LLMs: No human wrote rules for what to say. The model learned patterns from data. When you ask a question, it generates a response that is statistically likely based on its training, not one that is guaranteed correct. This is why LLMs can write poetry (there is no "poetry function") and also why they confidently state false information (there is no "fact-check function").
Real Example: What Happens Token by Token
Let's say you ask ChatGPT: "What is the capital of Japan?"
Here is approximately what happens under the hood:
Input tokens: ["What", " is", " the", " capital", " of", " Japan", "?"]
Processing starts:
Step 1: Model predicts next token → "The" (probability: 0.85)
Step 2: → "capital" (probability: 0.78)
Step 3: → "of" (probability: 0.92)
Step 4: → "Japan" (probability: 0.90)
Step 5: → "is" (probability: 0.83)
Step 6: → "Tokyo" (probability: 0.95)
Step 7: → "." (probability: 0.89)
Step 8: → " It" (probability: 0.72) — begins follow-up elaboration
... continues until the model predicts "stop"
The model does not know Japan has a capital. It does not know Tokyo is a city. It has seen the pattern "the capital of [country] is [city]" so many times in its training data that "Tokyo" is the overwhelmingly probable next token after "The capital of Japan is."
This is also why the model might also tell you about Tokyo's population, the history of Edo, and recommend restaurants — it has seen those patterns follow the same trigger phrase.
The Most Important Thing to Remember
LLMs predict. They do not know.
When a lawyer asks ChatGPT for case law and it fabricates six nonexistent court cases (this actually happened in 2023), it is not lying. It is predicting the most likely sequence of tokens that looks like a legal citation. The model has never seen a "truth database." It has seen patterns of text that include citations, so it generates more text that looks like a citation.
This distinction — prediction versus knowledge — explains nearly every weird behavior of LLMs: the hallucinations, the confident wrong answers, the creativity, the ability to write in any style, and the inability to do simple arithmetic reliably.
FAQ
Q: Do LLMs understand what they are saying?
No. There is no evidence of understanding, consciousness, or awareness in any current LLM. They manipulate tokens based on statistical patterns. They can appear to understand because human language is patterned, and mimicking patterns convincingly creates the illusion of understanding. But the underlying mechanism is prediction, not comprehension.
Q: Are all LLMs basically the same under the hood?
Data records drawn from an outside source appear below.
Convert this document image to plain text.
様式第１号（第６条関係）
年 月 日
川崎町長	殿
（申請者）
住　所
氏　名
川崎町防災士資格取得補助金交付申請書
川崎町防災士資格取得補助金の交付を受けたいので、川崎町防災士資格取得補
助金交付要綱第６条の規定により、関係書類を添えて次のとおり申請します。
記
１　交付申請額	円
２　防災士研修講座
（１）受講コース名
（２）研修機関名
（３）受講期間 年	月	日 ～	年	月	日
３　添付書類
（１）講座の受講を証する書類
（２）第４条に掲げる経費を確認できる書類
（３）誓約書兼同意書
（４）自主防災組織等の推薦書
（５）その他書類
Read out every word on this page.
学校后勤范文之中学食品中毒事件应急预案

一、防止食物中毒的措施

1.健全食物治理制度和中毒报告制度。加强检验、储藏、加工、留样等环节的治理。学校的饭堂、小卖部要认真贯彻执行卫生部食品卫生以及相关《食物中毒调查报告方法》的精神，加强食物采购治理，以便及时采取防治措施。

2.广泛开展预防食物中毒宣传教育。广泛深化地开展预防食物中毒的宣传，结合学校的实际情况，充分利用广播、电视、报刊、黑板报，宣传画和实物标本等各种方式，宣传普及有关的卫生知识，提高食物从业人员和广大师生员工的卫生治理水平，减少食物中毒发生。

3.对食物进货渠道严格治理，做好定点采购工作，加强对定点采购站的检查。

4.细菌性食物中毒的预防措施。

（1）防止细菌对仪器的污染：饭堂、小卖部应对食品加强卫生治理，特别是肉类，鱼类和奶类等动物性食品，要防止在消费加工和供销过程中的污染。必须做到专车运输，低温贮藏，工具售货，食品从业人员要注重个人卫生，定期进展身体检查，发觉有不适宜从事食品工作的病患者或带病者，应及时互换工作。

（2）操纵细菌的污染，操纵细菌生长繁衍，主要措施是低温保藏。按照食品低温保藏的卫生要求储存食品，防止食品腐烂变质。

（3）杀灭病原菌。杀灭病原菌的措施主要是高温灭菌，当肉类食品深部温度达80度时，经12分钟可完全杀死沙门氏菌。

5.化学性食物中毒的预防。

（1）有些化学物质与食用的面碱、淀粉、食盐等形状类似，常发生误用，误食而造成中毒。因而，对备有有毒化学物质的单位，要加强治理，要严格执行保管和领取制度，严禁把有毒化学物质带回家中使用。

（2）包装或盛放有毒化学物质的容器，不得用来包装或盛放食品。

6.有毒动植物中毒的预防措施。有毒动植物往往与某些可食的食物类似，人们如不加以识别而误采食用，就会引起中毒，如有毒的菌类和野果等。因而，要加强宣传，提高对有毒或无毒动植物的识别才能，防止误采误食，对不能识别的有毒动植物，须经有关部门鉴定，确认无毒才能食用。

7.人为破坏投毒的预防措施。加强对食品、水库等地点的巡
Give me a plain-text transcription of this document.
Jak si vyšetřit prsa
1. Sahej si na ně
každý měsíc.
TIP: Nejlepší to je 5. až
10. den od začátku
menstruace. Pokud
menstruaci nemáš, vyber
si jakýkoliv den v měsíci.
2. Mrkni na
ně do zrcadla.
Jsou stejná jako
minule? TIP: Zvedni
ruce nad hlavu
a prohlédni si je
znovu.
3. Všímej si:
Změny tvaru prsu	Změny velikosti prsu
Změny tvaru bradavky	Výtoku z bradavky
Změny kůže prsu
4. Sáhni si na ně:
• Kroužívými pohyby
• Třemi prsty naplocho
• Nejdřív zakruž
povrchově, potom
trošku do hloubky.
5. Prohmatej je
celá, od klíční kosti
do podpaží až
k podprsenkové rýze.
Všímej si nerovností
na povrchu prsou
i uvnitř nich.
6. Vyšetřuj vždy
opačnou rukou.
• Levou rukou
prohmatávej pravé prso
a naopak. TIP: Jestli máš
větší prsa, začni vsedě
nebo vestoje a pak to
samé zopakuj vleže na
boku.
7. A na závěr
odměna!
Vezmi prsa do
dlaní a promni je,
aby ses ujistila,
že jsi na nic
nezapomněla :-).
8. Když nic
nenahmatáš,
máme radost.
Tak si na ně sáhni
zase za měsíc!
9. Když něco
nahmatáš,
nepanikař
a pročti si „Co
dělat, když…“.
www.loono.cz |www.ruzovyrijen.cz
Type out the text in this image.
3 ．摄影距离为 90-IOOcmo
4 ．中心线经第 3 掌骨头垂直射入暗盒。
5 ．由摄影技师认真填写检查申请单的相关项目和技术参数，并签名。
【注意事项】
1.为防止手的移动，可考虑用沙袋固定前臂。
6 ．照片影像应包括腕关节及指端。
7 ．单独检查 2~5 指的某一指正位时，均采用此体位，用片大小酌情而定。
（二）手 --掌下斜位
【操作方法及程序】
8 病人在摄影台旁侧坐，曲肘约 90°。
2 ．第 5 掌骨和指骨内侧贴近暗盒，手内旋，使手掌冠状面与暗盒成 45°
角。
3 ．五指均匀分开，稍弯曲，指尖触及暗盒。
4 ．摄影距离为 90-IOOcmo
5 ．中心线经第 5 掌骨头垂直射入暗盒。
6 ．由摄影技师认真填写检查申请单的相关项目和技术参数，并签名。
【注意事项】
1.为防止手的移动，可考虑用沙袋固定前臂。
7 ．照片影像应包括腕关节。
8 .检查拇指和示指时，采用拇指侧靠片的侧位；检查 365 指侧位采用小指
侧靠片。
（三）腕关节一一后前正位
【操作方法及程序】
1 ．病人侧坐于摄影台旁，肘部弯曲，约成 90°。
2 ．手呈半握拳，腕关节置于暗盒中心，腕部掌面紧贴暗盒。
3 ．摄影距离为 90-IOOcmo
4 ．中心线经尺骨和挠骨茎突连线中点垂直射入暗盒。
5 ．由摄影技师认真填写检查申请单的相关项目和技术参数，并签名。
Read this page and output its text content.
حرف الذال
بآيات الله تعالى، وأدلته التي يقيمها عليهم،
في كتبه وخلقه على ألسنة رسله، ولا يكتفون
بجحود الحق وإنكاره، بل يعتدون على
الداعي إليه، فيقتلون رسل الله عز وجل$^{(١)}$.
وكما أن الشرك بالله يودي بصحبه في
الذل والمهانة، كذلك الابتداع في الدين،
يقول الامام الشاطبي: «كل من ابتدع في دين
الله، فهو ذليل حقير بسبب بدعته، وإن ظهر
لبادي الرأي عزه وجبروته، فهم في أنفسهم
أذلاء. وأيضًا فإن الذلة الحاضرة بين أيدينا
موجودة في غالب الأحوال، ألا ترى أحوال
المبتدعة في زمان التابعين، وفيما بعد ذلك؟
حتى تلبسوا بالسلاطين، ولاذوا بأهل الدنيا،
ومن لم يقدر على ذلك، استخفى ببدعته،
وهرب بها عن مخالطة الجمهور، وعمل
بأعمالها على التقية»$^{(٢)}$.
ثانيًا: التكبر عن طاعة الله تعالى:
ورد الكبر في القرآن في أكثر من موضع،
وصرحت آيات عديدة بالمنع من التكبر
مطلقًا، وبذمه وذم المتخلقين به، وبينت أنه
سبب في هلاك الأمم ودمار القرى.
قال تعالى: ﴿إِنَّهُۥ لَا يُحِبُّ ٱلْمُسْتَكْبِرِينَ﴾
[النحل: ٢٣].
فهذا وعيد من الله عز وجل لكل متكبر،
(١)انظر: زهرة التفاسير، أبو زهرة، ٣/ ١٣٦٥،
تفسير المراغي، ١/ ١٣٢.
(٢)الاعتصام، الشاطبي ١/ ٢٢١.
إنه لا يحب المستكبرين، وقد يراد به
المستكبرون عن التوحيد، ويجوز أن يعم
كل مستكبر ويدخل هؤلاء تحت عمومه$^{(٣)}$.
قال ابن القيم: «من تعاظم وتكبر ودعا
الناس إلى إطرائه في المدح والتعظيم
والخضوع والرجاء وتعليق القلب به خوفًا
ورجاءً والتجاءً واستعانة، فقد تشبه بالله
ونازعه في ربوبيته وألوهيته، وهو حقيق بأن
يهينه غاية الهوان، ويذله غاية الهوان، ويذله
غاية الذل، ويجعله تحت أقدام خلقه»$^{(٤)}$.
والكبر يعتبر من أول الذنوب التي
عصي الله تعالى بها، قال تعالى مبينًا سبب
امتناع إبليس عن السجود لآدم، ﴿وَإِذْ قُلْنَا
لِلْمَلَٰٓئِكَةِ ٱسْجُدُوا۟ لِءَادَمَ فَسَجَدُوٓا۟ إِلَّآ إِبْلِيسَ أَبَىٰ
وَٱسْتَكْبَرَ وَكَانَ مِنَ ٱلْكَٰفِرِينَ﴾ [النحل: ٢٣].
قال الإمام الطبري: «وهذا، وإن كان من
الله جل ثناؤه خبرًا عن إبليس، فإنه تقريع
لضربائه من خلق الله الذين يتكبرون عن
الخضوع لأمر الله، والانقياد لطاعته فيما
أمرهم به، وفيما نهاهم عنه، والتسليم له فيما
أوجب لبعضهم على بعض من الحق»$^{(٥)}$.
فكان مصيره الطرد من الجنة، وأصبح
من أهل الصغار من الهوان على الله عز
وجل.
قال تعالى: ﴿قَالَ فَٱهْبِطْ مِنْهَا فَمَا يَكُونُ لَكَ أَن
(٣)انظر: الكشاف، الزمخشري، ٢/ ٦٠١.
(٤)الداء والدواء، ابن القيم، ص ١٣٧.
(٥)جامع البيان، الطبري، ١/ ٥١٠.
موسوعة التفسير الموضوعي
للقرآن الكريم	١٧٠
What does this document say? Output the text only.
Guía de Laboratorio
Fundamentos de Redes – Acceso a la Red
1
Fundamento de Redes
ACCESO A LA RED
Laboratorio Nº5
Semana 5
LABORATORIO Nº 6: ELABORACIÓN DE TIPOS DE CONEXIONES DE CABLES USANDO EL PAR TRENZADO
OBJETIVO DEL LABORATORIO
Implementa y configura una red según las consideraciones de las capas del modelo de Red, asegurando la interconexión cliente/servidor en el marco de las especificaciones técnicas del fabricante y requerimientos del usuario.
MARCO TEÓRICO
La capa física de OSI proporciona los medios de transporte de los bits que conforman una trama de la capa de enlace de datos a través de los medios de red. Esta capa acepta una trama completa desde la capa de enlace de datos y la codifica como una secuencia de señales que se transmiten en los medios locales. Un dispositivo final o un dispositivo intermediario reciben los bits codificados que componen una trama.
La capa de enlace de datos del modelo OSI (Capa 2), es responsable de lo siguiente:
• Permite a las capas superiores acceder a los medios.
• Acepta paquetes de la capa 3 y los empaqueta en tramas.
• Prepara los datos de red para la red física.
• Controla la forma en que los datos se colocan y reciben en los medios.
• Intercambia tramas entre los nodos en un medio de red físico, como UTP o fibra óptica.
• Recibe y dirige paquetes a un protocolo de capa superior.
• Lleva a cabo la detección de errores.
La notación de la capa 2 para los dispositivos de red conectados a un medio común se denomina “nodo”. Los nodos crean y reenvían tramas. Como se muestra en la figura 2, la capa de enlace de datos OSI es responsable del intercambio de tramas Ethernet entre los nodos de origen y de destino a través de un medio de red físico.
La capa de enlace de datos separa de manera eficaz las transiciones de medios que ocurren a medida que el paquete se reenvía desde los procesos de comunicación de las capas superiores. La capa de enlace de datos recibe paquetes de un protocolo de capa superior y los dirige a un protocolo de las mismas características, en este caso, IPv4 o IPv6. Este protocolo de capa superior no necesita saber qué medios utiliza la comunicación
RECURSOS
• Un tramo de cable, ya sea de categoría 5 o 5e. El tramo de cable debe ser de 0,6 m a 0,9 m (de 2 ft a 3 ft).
Architecturally, yes — most modern LLMs use a variant of the Transformer architecture (introduced by Google in 2017). But they differ enormously in training data, training methodology, size, and fine-tuning. GPT-4, Claude, Gemini, Llama, and DeepSeek all use Transformers but produce very different outputs because of different training choices.
Q: Can I run an LLM on my own computer?
Yes, but with caveats. Small models like Llama 3.2 3B or Microsoft Phi-3 can run on a modern laptop (8GB+ RAM) using tools like Ollama or LM Studio. Frontier models like GPT-4 require data center-scale hardware and cannot run locally. There is a growing ecosystem of capable small models that work offline and respect your privacy — at the cost of some capability compared to cloud models.
Frequently Asked Questions
Q: How does an LLM know the answer without searching the internet?
LLMs do not search the internet or a database for answers. They predict the most likely next word based on patterns learned from billions of text examples during training. Think of it as advanced autocomplete, not a search engine. This is why LLMs can sound confident even when wrong.
Q: What is the difference between a token and a word?
A token is roughly 0.75 words on average. LLMs process text in tokens, not whole words. Your API bill is calculated by total tokens used — both the input you send and the output the model generates.
Q: Can I run an LLM on my laptop without internet?
Yes, you can run smaller open-source LLMs locally using Ollama or LM Studio. Models with 7 billion parameters or fewer can run on a modern laptop with 8GB+ RAM. Large models like GPT-4 or Claude require cloud servers.